Spielberg enlisted a U.S. combat-Marine-veteran-turned-Hollywood-consultant to make the film look as realistic as possible, from body parts scattered on the beach to wounded soldiers crying out for their mothers — even putting the actors through boot camp, where they got soaked in British rain and mud; Tom Hanks learned how to operate a Thompson submachine gun.

Citino singles out a minor scene that says a lot about how much the Germans were struggling at this point in the war. In the scene, two enemy soldiers who are executed after surrendering to the Allies are speaking Czech, not German. After the German Army overran Eastern Europe, people in those areas were forced or volunteered to fight for the Germans, especially in the later years of the war. Therefore, the scene shows how, at this point in the war, “the German forces are pretty ragtag and dependent upon a whole lot of non-German manpower.”
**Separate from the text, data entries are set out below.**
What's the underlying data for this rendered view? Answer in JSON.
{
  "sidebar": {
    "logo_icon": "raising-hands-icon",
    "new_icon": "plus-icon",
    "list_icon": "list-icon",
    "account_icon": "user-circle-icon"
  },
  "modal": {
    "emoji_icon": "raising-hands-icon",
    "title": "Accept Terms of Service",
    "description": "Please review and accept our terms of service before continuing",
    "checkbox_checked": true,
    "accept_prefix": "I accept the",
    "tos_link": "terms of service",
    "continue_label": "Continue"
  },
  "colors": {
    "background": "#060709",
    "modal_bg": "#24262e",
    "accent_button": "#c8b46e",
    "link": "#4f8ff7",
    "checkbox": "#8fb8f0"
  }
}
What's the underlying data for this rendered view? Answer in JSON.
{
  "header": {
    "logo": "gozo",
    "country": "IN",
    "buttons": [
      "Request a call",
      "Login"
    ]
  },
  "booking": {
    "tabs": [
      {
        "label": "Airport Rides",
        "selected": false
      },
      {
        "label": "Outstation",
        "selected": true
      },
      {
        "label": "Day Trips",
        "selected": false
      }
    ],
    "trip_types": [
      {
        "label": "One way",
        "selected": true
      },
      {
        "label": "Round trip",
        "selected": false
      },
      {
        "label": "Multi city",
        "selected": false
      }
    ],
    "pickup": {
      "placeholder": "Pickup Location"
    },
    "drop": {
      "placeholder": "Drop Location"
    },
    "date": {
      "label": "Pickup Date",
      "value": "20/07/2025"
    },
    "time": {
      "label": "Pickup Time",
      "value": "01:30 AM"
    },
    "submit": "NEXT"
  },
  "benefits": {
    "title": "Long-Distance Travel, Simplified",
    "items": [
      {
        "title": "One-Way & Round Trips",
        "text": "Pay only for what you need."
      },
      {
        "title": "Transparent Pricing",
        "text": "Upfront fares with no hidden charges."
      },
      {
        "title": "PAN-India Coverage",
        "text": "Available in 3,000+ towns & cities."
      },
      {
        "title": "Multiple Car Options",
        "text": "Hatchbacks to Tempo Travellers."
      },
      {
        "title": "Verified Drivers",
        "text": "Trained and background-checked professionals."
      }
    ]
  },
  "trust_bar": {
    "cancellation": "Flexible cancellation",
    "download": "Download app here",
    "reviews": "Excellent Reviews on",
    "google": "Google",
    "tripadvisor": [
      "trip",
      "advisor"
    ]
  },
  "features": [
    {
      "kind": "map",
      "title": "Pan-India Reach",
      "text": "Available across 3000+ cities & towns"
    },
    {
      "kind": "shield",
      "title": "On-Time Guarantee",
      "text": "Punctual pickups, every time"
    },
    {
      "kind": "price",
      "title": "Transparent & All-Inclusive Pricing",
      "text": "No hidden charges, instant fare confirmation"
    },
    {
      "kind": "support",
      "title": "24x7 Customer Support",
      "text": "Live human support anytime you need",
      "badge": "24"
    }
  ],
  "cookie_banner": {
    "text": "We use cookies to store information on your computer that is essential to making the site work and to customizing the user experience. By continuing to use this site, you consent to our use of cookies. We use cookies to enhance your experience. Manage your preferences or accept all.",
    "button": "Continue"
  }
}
Perhaps most importantly, D-Day veterans say the opening scenes depicting the landing are realistic, in terms of what it felt like to be a soldier on the beach during the invasion.

It’s basically “100% accurate,” says Dominic Geraci, who was a 20-year-old Army medic tending to the wounded on June 7. “There was no Hollywood embellishment.”

In fact, some say it’s too realistic to bear.

Another D-Day survivor, John Raaen says it was “very good portrayal of Omaha Beach” left him speechless, five decades after he landed there on June 6 as a 22-year-old Army captain. “I remember when I walked out into the lobby of the moviehouse, not a single person coming out of that showing said one word,” he says. “Everybody was stunned by it. I was too. I wasn’t about to talk to anyone either. It just brought back so many memories that your mind was racing through all the things that happened to you.”

Correction, March 30

The original version of this story misstated Norman Cota’s rank on D-Day. It was Brigadier General, not Colonel.